François Rigolot

La place du hasard dans les « erreurs de nature » : de Jérôme Cardan à Francis Bacon

[Résumé]

On s’accorde généralement pour reconnaître qu’avec la Renaissance s’élabore une nouvelle conception de la Nature, qui cesse d’ignorer les conditions spatio-temporelles et refuse de se placer sub specie aeternitatis comme chez Pline et les savants « naturalistes » qui l’avaient jusque là imité. On commence à entrevoir le fait qu’il existe des propriétés naturelles particulières à certaines époques ou à certains peuples et que ces conditions « écologiques » ont pu changer au cours de l’Histoire. Le médecin milanais Jérôme Cardan offre un exemple éclatant de ces débuts de relativisation historique dans le De rerum varietate, traduit en français en 1556.
S’il n’avait pas fallu attendre le « retour des bonnes lettres » pour s’intéresser davantage à la Nature au travail (natura naturans) plutôt qu’au résultat de ce travail (natura naturata), la Renaissance découvre avec admiration que la Nature évolue selon un mouvement diachronique mystérieux, que les animaux et les plantes subissent des mutations au cours du temps, et que l’on peut en décrire les manifestations tout en tentant d’en offrir des explications raisonnables : autrement dit on admet de plus en plus que la Nature a une histoire et que cette histoire mérite d’être racontée.
Se pose alors la question de la place du hasard dans le processus de l’évolution naturelle des espèces.
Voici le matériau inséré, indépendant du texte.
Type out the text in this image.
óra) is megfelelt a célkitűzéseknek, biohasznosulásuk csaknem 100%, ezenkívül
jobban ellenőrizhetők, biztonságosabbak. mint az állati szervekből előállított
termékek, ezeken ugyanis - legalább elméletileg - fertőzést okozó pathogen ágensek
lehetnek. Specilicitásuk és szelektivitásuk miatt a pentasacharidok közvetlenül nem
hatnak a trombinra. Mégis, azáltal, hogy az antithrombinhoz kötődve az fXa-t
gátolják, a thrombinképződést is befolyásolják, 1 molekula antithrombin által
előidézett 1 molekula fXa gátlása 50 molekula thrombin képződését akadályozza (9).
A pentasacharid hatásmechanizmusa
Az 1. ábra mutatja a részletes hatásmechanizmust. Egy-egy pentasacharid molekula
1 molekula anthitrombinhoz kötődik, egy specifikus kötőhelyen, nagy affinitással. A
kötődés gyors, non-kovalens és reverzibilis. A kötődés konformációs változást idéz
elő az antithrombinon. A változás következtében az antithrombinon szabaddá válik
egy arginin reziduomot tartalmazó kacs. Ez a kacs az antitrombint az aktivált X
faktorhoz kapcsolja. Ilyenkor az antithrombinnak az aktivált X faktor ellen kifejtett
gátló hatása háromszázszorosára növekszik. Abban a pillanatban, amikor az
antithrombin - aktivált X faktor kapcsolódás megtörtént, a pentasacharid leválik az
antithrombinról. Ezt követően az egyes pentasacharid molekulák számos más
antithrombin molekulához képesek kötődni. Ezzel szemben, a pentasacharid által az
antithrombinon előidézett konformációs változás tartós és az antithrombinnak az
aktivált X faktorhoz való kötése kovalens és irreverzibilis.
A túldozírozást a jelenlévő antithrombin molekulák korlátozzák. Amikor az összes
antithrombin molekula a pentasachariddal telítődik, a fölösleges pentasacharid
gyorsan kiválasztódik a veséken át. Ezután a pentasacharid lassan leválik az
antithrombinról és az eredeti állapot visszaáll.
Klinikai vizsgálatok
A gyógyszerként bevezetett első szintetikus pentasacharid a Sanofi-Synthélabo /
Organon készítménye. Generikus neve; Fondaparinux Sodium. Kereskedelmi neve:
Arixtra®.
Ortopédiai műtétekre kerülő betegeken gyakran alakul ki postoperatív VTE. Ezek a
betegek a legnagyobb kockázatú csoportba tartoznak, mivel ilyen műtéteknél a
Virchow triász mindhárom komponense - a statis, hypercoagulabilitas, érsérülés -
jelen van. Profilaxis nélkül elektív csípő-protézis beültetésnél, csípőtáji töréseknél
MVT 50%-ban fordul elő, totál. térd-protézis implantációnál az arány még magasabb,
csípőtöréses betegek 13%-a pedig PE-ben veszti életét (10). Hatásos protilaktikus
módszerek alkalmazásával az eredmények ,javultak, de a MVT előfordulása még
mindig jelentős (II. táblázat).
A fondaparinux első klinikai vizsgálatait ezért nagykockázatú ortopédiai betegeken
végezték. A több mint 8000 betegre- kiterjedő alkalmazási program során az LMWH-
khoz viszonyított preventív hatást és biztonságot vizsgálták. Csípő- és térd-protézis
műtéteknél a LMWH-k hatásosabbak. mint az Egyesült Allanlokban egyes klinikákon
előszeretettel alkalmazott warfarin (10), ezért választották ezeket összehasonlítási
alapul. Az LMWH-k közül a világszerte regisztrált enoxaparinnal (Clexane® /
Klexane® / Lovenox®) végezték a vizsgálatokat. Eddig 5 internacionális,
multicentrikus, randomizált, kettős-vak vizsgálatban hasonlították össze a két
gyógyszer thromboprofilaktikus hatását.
Si des humanistes comme Ambroise Paré continuent à considérer la production de « monstres » comme des « erreurs » statistiquement négligeables et qu’on peut écarter simplement en les classant, sans commentaire, « outre le cours normal des choses », d’autres médecins, comme Laurent Joubert, s’engagent au contraire à dissiper les fausses notions qui abusent le monde en vidant les phénomènes monstrueux de toute intentionnalité transcendante.
Au début du siècle suivant, Francis Bacon prolongera ce discours rationaliste en offrant, à la fois dans The Advancement of Learning (1605) et le Novum Organum (1620), des réflexions approfondies sur les « erreurs de nature ». Pour Bacon, les phénomènes monstrueux s’expliquent par le rôle que joue le hasard dans l’évolution des espèces naturelles. Ces aberrations, en effet, ne sont que l’exception qui confirme la règle ; elles sont la manifestation de la force vitale qui anime la Nature mais qu’une intervention humaine appropriée pourra et devra corriger. Les nouveaux « miracles of art » seront capables de redresser les « vagaries of nature » et de leur donner une orientation nouvelle pour le plus grand profit de l’humanité. Ainsi, la reconnaissance rationnelle du hasard (« chance ») offre la chance (« luck ») de contraindre la Nature à limiter ses débordements, à endiguer ses excès, à en connaître les causes et donc à ramener ses « accidents » à un ordre plus ou moins prévisible. Cela n’empêchera pas Bacon de continuer à traiter les instantiae deviantes avec lyrisme. Il parlera encore des « Wonders of Nature » et n’hésitera pas à prendre ses exemples dans des sources fort douteuses. Ainsi l’évolution du discours sur le hasard ne se fera pas sans écueils. Il reste que la distinction que fera bientôt Kant entre Naturbeschreibung et Naturgeschichte apparaîtra comme le point d’aboutissement d’une longue méditation sur le hasard pour fonder les bases de ce qui deviendra l’Histoire naturelle au Siècle des Lumières.